Methods: US military personnel wounded during combat in Afghanistan (June 2009 to August 2011) were assessed for growth of mold from wound cultures and/or histopathologic evidence of IFI. Identified patients were stratified based on clinical wound appearance (with/without recurrent necrosis), and the resultant groups were compared for injury characteristics, clinical management, and outcomes.
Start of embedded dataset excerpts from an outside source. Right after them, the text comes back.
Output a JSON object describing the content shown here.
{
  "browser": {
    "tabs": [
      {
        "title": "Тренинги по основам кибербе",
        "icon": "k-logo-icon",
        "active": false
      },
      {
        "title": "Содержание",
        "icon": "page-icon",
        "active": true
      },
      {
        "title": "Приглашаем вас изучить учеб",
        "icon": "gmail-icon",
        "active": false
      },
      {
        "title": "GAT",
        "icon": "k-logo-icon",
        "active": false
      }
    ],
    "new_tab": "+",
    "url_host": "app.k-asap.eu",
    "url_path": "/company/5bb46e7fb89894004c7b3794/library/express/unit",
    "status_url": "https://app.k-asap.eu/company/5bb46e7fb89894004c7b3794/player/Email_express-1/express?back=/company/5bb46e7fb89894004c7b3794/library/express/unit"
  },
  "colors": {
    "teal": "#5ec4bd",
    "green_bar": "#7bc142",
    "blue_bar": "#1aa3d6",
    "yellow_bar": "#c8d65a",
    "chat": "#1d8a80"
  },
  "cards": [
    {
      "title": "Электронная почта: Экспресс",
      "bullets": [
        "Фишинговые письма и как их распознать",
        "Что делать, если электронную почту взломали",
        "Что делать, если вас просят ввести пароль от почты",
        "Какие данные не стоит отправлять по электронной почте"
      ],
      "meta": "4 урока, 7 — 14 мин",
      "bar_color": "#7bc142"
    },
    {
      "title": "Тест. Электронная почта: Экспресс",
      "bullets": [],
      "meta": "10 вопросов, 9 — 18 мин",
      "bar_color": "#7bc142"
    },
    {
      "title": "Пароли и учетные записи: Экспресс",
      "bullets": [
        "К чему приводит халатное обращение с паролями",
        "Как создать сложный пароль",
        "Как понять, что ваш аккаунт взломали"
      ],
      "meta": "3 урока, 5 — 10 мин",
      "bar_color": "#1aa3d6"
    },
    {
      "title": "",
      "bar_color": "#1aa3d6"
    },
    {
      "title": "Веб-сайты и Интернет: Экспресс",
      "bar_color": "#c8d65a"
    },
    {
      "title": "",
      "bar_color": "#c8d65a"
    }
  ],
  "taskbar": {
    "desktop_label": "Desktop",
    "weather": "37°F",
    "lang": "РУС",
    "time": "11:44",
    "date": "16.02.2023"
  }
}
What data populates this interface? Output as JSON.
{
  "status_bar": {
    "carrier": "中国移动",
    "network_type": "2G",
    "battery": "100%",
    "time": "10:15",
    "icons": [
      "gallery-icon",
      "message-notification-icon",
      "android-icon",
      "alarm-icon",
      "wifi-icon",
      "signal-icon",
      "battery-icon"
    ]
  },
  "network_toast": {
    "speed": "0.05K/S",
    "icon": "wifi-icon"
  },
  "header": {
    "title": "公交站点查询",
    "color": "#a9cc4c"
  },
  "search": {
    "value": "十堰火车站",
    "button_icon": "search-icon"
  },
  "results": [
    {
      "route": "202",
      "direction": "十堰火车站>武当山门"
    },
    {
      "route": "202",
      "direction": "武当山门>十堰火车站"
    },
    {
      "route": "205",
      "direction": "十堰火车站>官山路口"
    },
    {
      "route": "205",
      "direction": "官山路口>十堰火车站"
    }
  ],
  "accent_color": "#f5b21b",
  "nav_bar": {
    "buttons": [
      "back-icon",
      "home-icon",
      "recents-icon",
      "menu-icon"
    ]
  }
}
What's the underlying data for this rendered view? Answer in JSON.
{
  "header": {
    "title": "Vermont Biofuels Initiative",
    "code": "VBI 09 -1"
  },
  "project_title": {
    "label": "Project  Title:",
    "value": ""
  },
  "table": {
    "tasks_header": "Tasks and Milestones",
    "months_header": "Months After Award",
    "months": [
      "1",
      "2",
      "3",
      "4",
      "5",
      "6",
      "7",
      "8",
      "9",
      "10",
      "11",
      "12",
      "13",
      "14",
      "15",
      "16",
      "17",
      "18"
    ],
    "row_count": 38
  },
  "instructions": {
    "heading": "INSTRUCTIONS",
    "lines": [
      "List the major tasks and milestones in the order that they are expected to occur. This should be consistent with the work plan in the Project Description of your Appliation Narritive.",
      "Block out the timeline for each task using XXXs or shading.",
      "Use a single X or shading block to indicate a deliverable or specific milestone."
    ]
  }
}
Results: A total of 96 patients were identified: 77 with fungal elements on histopathology and/or fungal growth plus recurrent wound necrosis and 19 with fungal growth on culture but no wound necrosis after initial debridements. Injury patterns and severity were similar between the groups. Patients with recurrent necrosis had more frequent fevers and leukocytosis during the first 2 weeks after injury, and the majority received antifungal therapy compared with only three patients (16%) without recurrently necrotic wounds. Overall, patients without recurrent wound necrosis had significantly less operative procedures (p = 0.02), shorter stay in the intensive care unit (p < 0.01), and lower rates of high-level amputations (5% vs. 20%) and deaths (none vs. 8%) despite no or infrequent antifungal use.
Conclusion: The finding of molds on wound culture among patients with blast trauma in the absence of recurrently necrotic wounds on serial debridement does not require systemic antifungal chemotherapy.
Level of evidence: Therapeutic study, level IV. Prognosti/epidemiologic study, level III.